Его тон мне не понравился.
Ночью в постели Анна повернулась ко мне.
– А ты, оказывается, еще на что-то способен. Не ожидала. Проявил инициативу, смекалку. Ты не потерян для революции.
Мне было стыдно ее слушать. Как молотком стучал в ушах упрек. Знала бы она, кто проявил инициативу и смекалку…
– Я думала, что твои порывы – пустые слова и жесты. Блажь богатея пока есть деньги.
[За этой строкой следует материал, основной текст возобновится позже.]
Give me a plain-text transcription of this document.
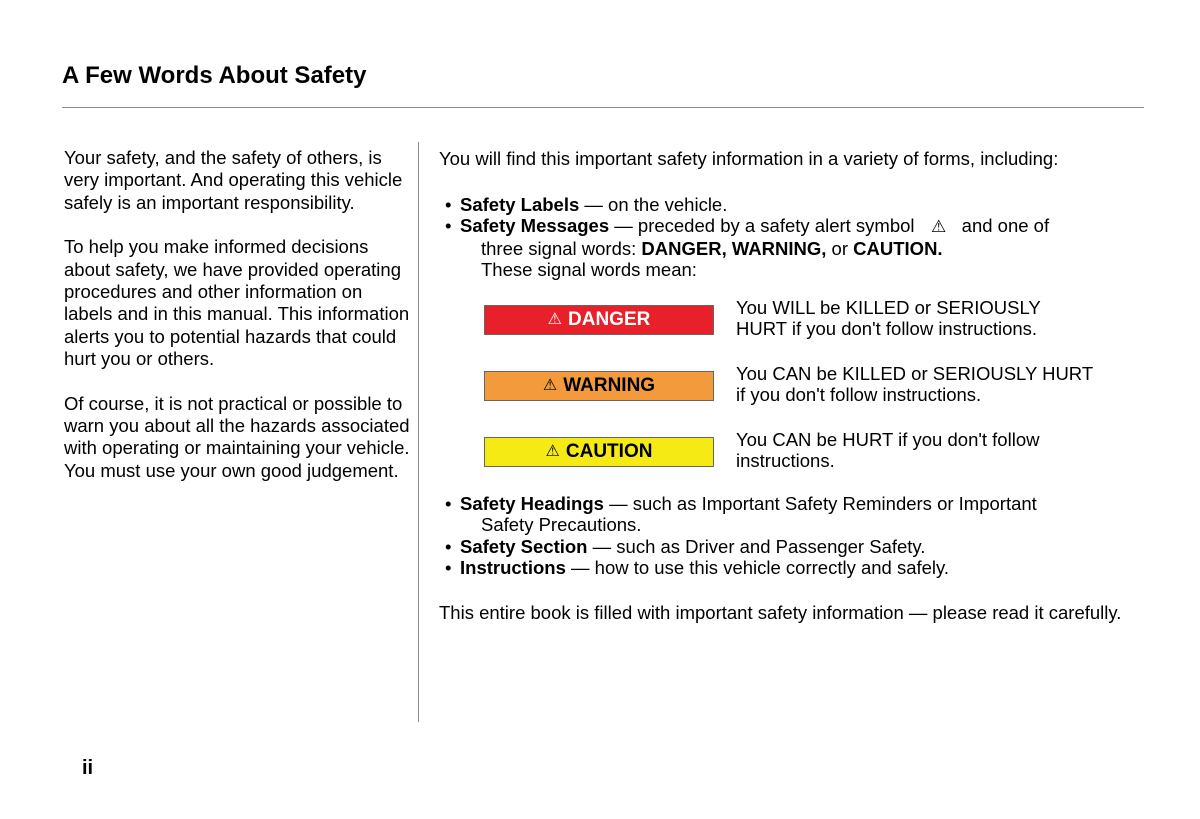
A Few Words About Safety

Your safety, and the safety of others, is very important. And operating this vehicle safely is an important responsibility.

To help you make informed decisions about safety, we have provided operating procedures and other information on labels and in this manual. This information alerts you to potential hazards that could hurt you or others.

Of course, it is not practical or possible to warn you about all the hazards associated with operating or maintaining your vehicle. You must use your own good judgement.

You will find this important safety information in a variety of forms, including:

• Safety Labels — on the vehicle.
• Safety Messages — preceded by a safety alert symbol ⚠ and one of
three signal words: DANGER, WARNING, or CAUTION.
These signal words mean:
⚠ DANGER
You WILL be KILLED or SERIOUSLY HURT if you don't follow instructions.
⚠ WARNING
You CAN be KILLED or SERIOUSLY HURT if you don't follow instructions.
⚠ CAUTION
You CAN be HURT if you don't follow instructions.
• Safety Headings — such as Important Safety Reminders or Important
Safety Precautions.
• Safety Section — such as Driver and Passenger Safety.
• Instructions — how to use this vehicle correctly and safely.

This entire book is filled with important safety information — please read it carefully.

ii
А ты… Ты – молодец.
На этих словах она поцеловала меня. Что должен был чувствовать человек, когда его целует красивая девушка? Я чувствовал стыд и позор. Хотелось провалиться сквозь землю. Анна прильнула ко мне. Поцеловала в шею. Но вместо возбуждения я испытал полный упадок сил. Откуда взяться страсти у ничтожества? Как жалок тот, в ком совесть нечиста. Казалось, рядом на кровати присел ухмыляющийся Евстратий. Я был подавлен. Анна удвоила старания. Ее горячий шепот обдал меня как кипятком.
– Ты мой красный князь. Ты будешь знаменем революции. Будешь в ее первых рядах. Не забывай этого высокого назначенья.
Н этих словах мне окончательно стало дурно. Тошнило, кружилась голова.
Возбуждение охватило саму Анну. Она заволновалась.
– Пора, пора. Не медли боле.
Мне показалось, что играется какая-то страшная пьеса. Хотелось встать и уйти. И рад бежать, да некуда… Ужасно. Анна не замечала моего конфуза.
– Остался последний шаг. Тебе надо порвать со своей семьей. Со своим классом. Потребовать свою долю из предприятия. Ты отдашь деньги в партийную кассу и станешь свободным.
Тут моя жаркая прима почувствовала неладное. В тишине были слышны голоса товарищей. Обливаясь потом и стыдом, я проблеял извинения. Анна оглянулась на дверь.